Dass-Ramkalawan said her family had witnessed the country’s health system fail twice and called on the Government to “get their act together”.

She said it was disappointing that more than a year into the Covid-19 pandemic, the authorities are yet to have a proper system in place for victims.

“You are not in control. You come on the television and tell citizens that you have this virus under control, you don’t. Covid-19 is spiralling out of control and you are losing. Do not mislead the country. Don’t tell me after one year, a dying Covid patient still cannot get an ambulance,” she said.

And in tears, Dass-Ramkalawan pleaded with citizens to take precautions to protect themselves and their loved ones from Covid-19.

“Covid-19 is real. Stop saying ‘God is a Trini’ and wake up. Follow the protocols, wear your masks correctly. Stop complaining about lockdown and restrictions.

“You don’t know what it feels like to stand helplessly and watch the people who you love struggling to breathe and then lose the ability to breathe in front of your eyes. There is nothing you can do,” she said.

SWRHA confirms deaths

In a statement yesterday, the South-West Regional Health Authority (SWRHA) said it was aware of the specific incident “and commiserate with the relatives of the deceased patients”.

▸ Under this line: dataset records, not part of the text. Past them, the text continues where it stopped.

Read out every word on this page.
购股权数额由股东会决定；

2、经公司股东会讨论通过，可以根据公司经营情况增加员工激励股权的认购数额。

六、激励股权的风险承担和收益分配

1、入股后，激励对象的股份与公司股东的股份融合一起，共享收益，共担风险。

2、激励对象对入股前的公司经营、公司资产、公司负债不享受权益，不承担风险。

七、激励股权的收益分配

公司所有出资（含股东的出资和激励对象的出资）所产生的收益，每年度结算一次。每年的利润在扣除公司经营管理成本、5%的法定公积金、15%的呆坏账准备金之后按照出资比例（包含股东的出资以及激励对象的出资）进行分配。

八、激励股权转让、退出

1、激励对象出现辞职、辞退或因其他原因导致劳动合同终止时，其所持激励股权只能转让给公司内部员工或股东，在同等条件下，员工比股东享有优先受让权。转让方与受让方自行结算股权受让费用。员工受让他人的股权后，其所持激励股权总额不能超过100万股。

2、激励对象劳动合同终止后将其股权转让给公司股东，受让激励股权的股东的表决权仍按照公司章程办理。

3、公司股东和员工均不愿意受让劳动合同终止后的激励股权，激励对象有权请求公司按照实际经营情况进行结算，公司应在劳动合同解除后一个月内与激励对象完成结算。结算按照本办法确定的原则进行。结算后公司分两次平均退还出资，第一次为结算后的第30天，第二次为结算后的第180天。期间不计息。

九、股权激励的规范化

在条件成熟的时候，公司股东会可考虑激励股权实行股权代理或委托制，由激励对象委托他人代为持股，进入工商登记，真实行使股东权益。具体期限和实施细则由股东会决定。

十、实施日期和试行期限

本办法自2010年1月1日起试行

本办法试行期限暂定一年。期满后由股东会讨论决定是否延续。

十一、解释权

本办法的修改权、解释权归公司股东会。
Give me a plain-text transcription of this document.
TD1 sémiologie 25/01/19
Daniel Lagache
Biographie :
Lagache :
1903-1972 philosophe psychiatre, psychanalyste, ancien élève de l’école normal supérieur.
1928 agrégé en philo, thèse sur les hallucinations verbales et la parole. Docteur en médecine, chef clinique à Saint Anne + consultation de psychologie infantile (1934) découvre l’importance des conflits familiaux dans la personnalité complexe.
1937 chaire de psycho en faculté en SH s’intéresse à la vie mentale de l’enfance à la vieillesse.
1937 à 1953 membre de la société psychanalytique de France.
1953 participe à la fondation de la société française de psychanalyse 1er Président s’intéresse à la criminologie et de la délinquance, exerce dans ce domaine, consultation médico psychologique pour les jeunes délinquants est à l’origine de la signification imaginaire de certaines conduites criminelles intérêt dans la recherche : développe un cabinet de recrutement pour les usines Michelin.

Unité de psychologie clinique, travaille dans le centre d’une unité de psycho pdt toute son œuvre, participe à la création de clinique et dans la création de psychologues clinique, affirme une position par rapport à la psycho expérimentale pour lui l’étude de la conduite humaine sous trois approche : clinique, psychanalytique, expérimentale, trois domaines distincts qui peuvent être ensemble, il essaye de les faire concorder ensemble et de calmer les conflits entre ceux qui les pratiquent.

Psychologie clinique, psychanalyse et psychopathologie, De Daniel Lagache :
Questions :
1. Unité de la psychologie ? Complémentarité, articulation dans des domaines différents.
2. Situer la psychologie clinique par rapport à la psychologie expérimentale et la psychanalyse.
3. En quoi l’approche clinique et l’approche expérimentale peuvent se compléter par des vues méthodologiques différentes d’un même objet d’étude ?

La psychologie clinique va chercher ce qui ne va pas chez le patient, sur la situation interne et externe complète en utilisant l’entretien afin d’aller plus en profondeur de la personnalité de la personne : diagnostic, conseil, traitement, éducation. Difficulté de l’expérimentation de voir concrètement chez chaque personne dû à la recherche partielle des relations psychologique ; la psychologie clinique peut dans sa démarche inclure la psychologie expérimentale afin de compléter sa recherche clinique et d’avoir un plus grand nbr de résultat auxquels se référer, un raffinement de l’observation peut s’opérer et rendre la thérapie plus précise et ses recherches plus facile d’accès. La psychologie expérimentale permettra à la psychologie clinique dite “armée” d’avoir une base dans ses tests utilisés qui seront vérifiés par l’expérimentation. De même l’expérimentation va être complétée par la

The authority also responded to a claim made on social media that the Ramkalawan family was advised by the health experts to use a Ventolin inhaler, which is used to prevent and treat wheezing and shortness of breath caused by breathing problems.

The SWRHA said, “After investigation, the authority confirms the absence of a conversation in which SWRHA health officials directed the use of a Ventolin inhaler. Additionally, the SWRHA will continue to liaise with our service providers (the paramedics) to obtain more information to better understand the circumstances.”